After measuring soil organic matter displacement, ecosystem respiration (ie, all photosynthesis and cellular respiration processes happening by all organisms), and soil gas concentrations (methane CH4, carbon dioxide CO2, and nitrous oxide N2O) at 26 upland thermokarst spots on the North Slope of Alaska, the researchers found that the shape of the thermokarst feature does impact the nutrient cycles and soil organic matter degradation.
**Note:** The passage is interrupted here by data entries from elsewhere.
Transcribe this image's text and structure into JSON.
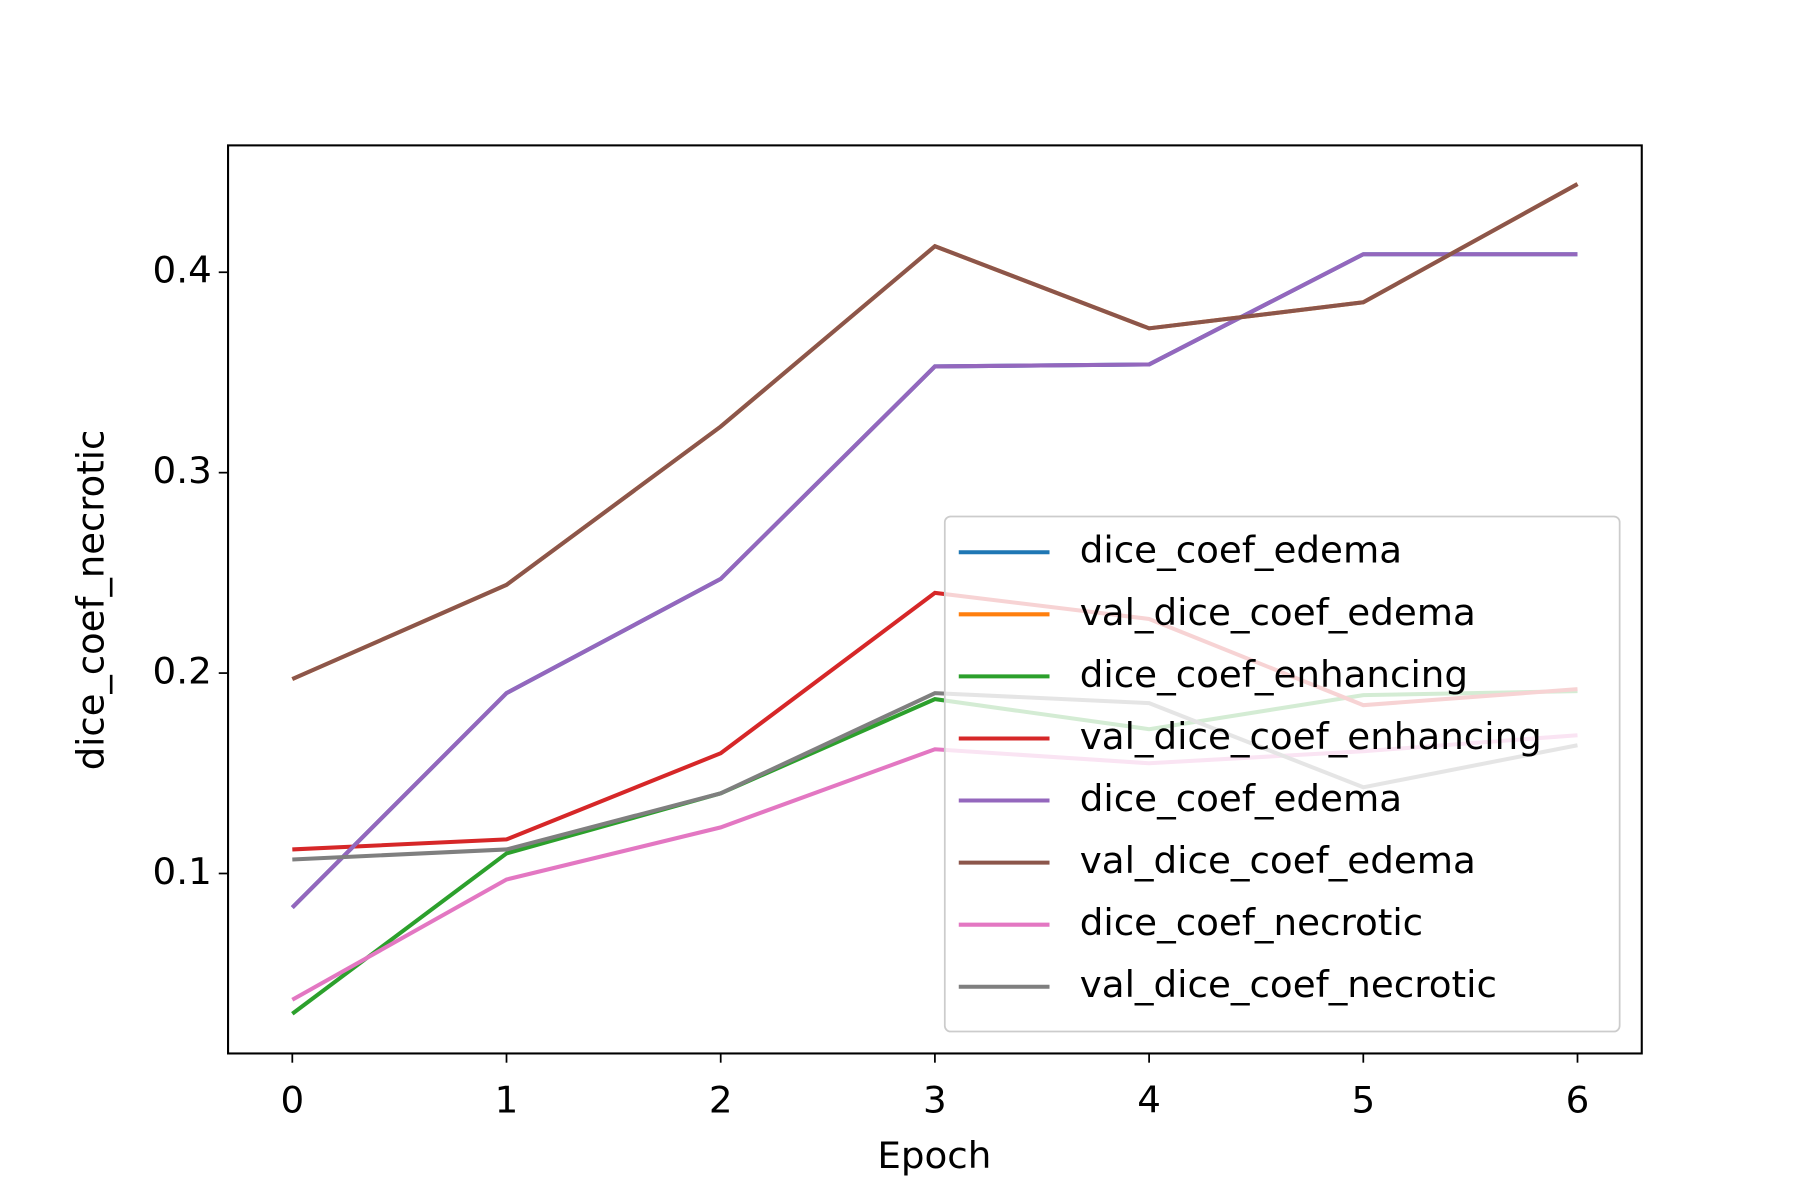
{
  "chart_data": {
    "type": "line",
    "xlabel": "Epoch",
    "ylabel": "dice_coef_necrotic",
    "x": [
      0,
      1,
      2,
      3,
      4,
      5,
      6
    ],
    "xlim": [
      -0.3,
      6.3
    ],
    "xticks": [
      0,
      1,
      2,
      3,
      4,
      5,
      6
    ],
    "ylim": [
      0.0102,
      0.4633
    ],
    "yticks": [
      0.1,
      0.2,
      0.3,
      0.4
    ],
    "legend": "lower right",
    "series": [
      {
        "name": "dice_coef_edema",
        "color": "#1f77b4",
        "values": [
          0.083,
          0.19,
          0.247,
          0.353,
          0.354,
          0.409,
          0.409
        ]
      },
      {
        "name": "val_dice_coef_edema",
        "color": "#ff7f0e",
        "values": [
          0.197,
          0.244,
          0.323,
          0.413,
          0.372,
          0.385,
          0.444
        ]
      },
      {
        "name": "dice_coef_enhancing",
        "color": "#2ca02c",
        "values": [
          0.03,
          0.11,
          0.14,
          0.187,
          0.172,
          0.189,
          0.191
        ]
      },
      {
        "name": "val_dice_coef_enhancing",
        "color": "#d62728",
        "values": [
          0.112,
          0.117,
          0.16,
          0.24,
          0.227,
          0.184,
          0.192
        ]
      },
      {
        "name": "dice_coef_edema",
        "color": "#9467bd",
        "values": [
          0.083,
          0.19,
          0.247,
          0.353,
          0.354,
          0.409,
          0.409
        ]
      },
      {
        "name": "val_dice_coef_edema",
        "color": "#8c564b",
        "values": [
          0.197,
          0.244,
          0.323,
          0.413,
          0.372,
          0.385,
          0.444
        ]
      },
      {
        "name": "dice_coef_necrotic",
        "color": "#e377c2",
        "values": [
          0.037,
          0.097,
          0.123,
          0.162,
          0.155,
          0.161,
          0.169
        ]
      },
      {
        "name": "val_dice_coef_necrotic",
        "color": "#7f7f7f",
        "values": [
          0.107,
          0.112,
          0.14,
          0.19,
          0.185,
          0.143,
          0.164
        ]
      }
    ]
  }
}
Because slumps and slides move a large amount of carbon material somewhere else, the ecosystem respiration was LESS after the thermokarst feature was formed. Gullies, on the other hand, largely kept the carbon local but increased ecosystem respiration and concentration of nitrous oxide. The increase in nitrous oxide was interesting - the concentration stayed high through most of the summer, which suggests that there was more nitrification and denitrification happening in these soils. Usually permafrost thaw is associated with carbon, so the impact on the nitrogen cycle represents a new possible climate impact, given that gulliesm ake up over half of all thermokarst and N2O has a global warming potential that is 300x that of CO2. This work is key to including thermokarst in climate models so that we’re accurately predicting carbon and nitrogen release from thawing permafrost.

Figure 10 from Abbott & Jones 2015 - a conceptual model of the three thermokarst morphologies and their effects on the carbon and nitrogen cycles.

What’s in the Data

This is a dataset with a LOT of datasets (23 nested datasets in total). Overall it contains soil respiration, water chemistry, and soil gas data for thermokarst and reference tundra sites on the North Slope of Alaska. Explore!